You will need to word that the brand new ISSB requirements are supposed to function a world baseline, setting minimal reporting necessities. Some jurisdictions—and a few traders—will anticipate to see greater than what’s dictated by the IFRS S1 and S2. A key instance of that is the strategy to materiality. As outlined by the ISSB, materials info that must be disclosed contains “all sustainability-related dangers and alternatives that would fairly be anticipated to have an effect on the corporate’s prospects—its money flows, entry to finance or value of capital over the brief, medium or long run.” This differs from the European Sustainability Reporting Requirements, for instance, and their double materiality strategy, which requires corporations to report not solely on how sustainability points would possibly create monetary dangers for the corporate (monetary materiality) but additionally on the corporate’s impacts on individuals and the setting (affect materiality). Though having a world baseline is a crucial step in direction of elevated consolidation and consistency of reporting, corporations will nonetheless must adapt their approaches relying available on the market they function in, and the expectations of their stakeholders.
It’s now well known that sustainability- and climate-related points are materials to corporations’ funds, and traders more and more combine the knowledge on sustainability dangers and alternatives into their decision-making. The upcoming ULI and Heitman report, Change is Coming: Local weather-Threat Disclosures and the Way forward for Actual Property Funding Resolution-Making, will discover in additional element how local weather disclosures are utilized in funding selections. Now you can register for a webinar that opinions the findings of the report, held on October 4th and 5th.

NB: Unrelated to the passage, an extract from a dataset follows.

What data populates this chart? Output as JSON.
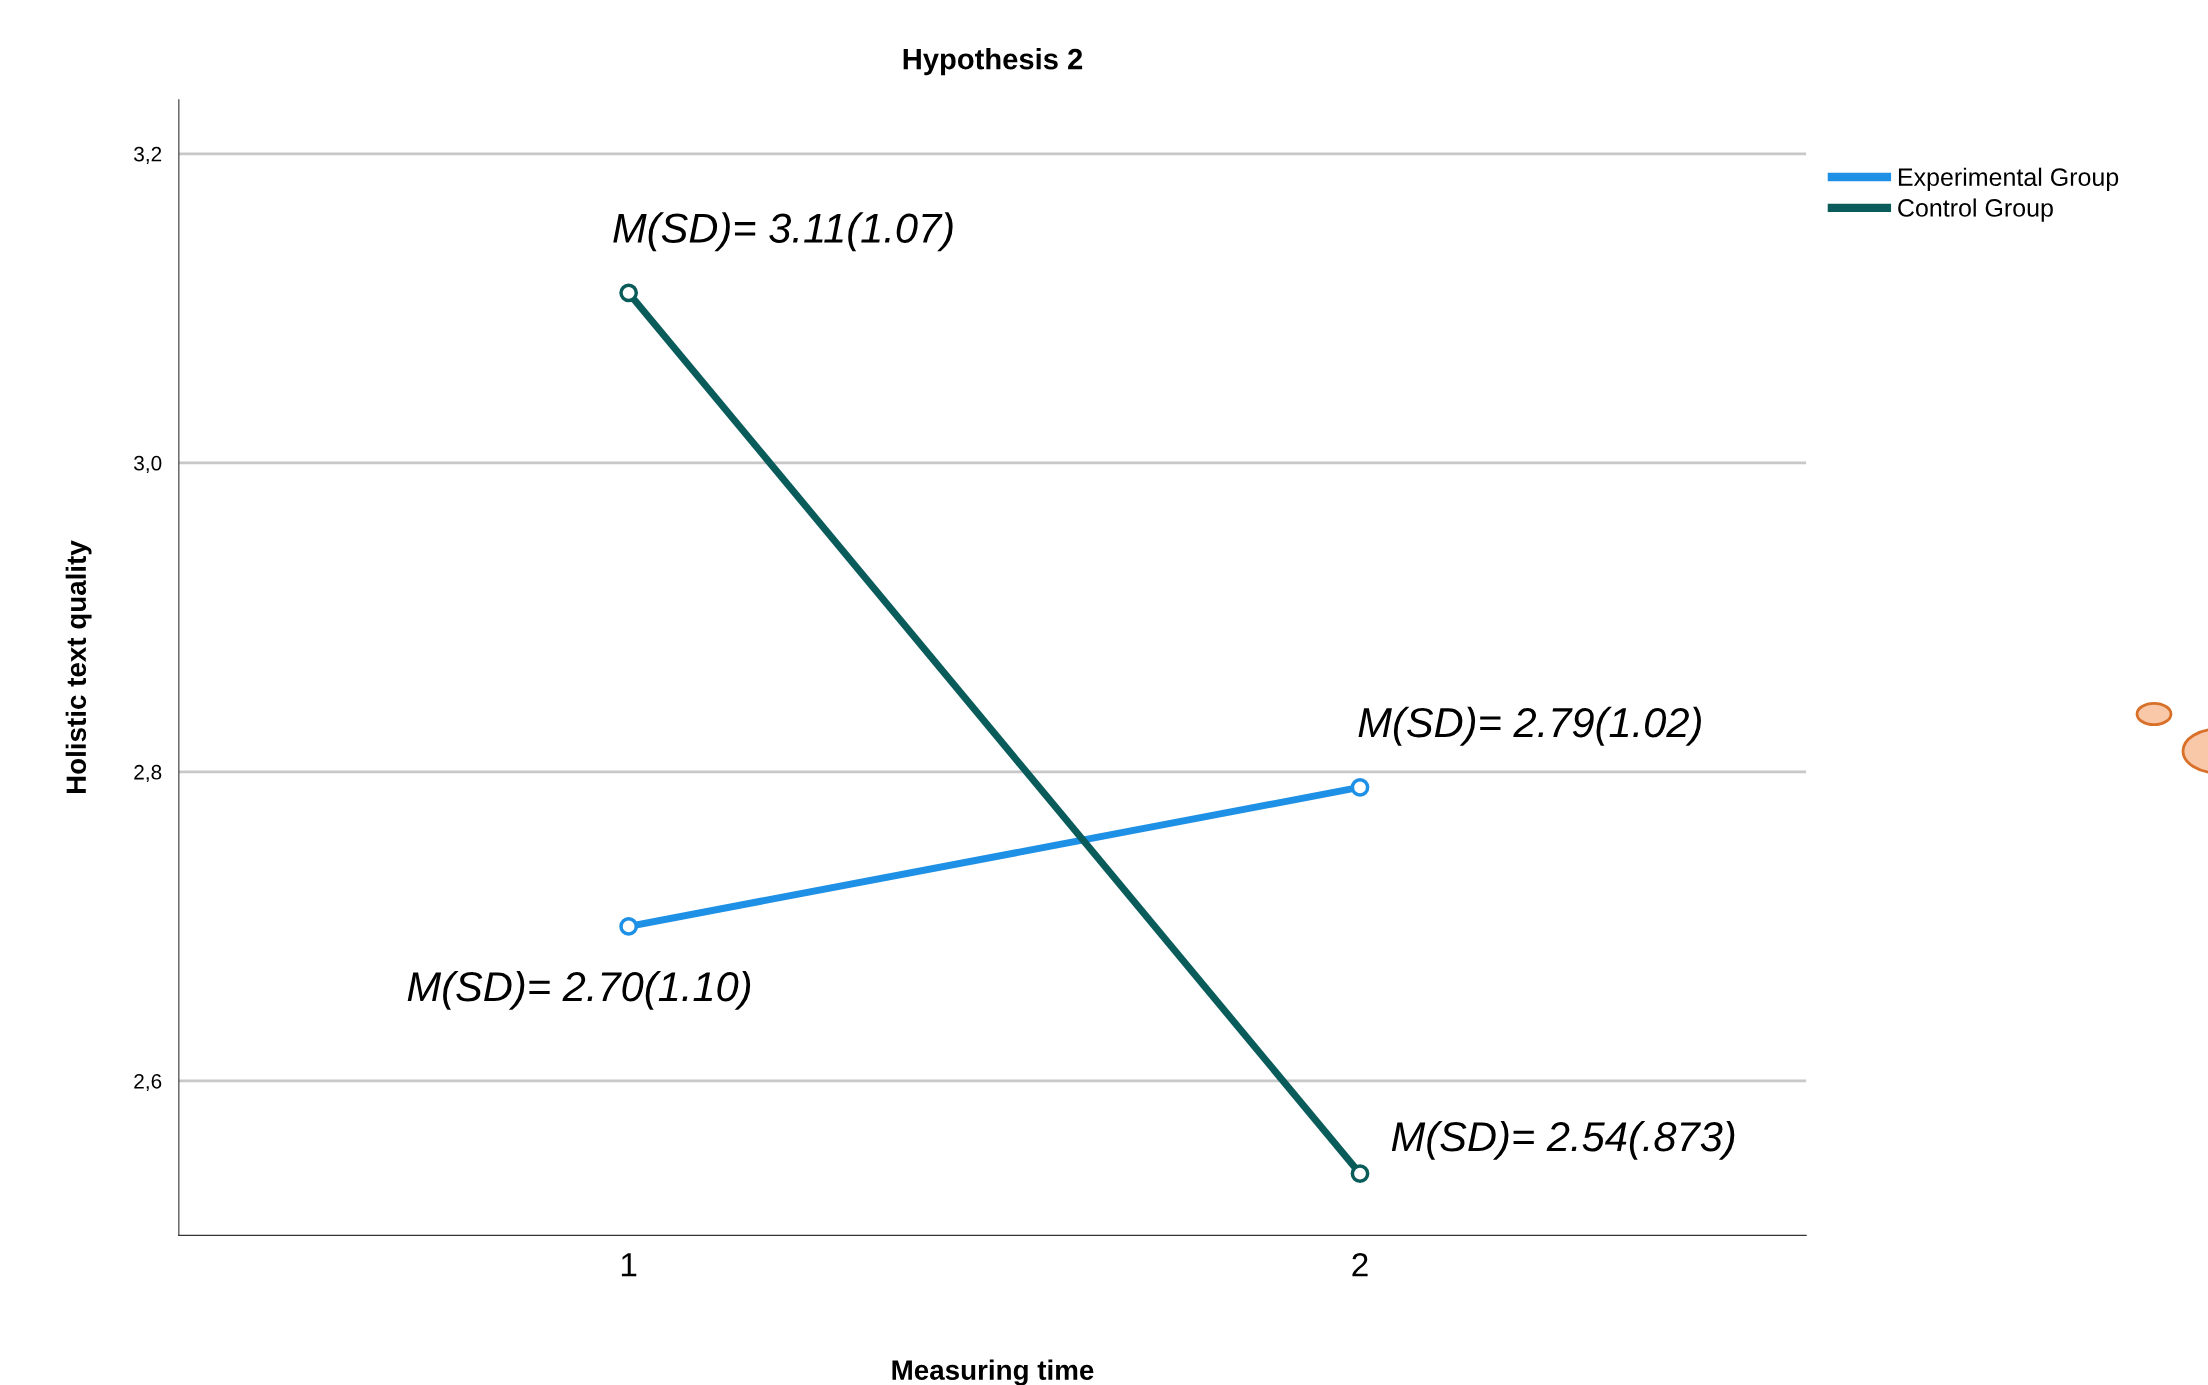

Early subsequent yr, ULI may even publish a primer on what the ISSB requirements and modifications to local weather threat reporting imply to the actual property sector. For a complete overview of the present ESG reporting panorama, see ULI’s Mapping ESG report, and for detailed info on valuing transition dangers related to the transfer in direction of a low-carbon economic system, see ULI’s Transition Threat Evaluation Pointers.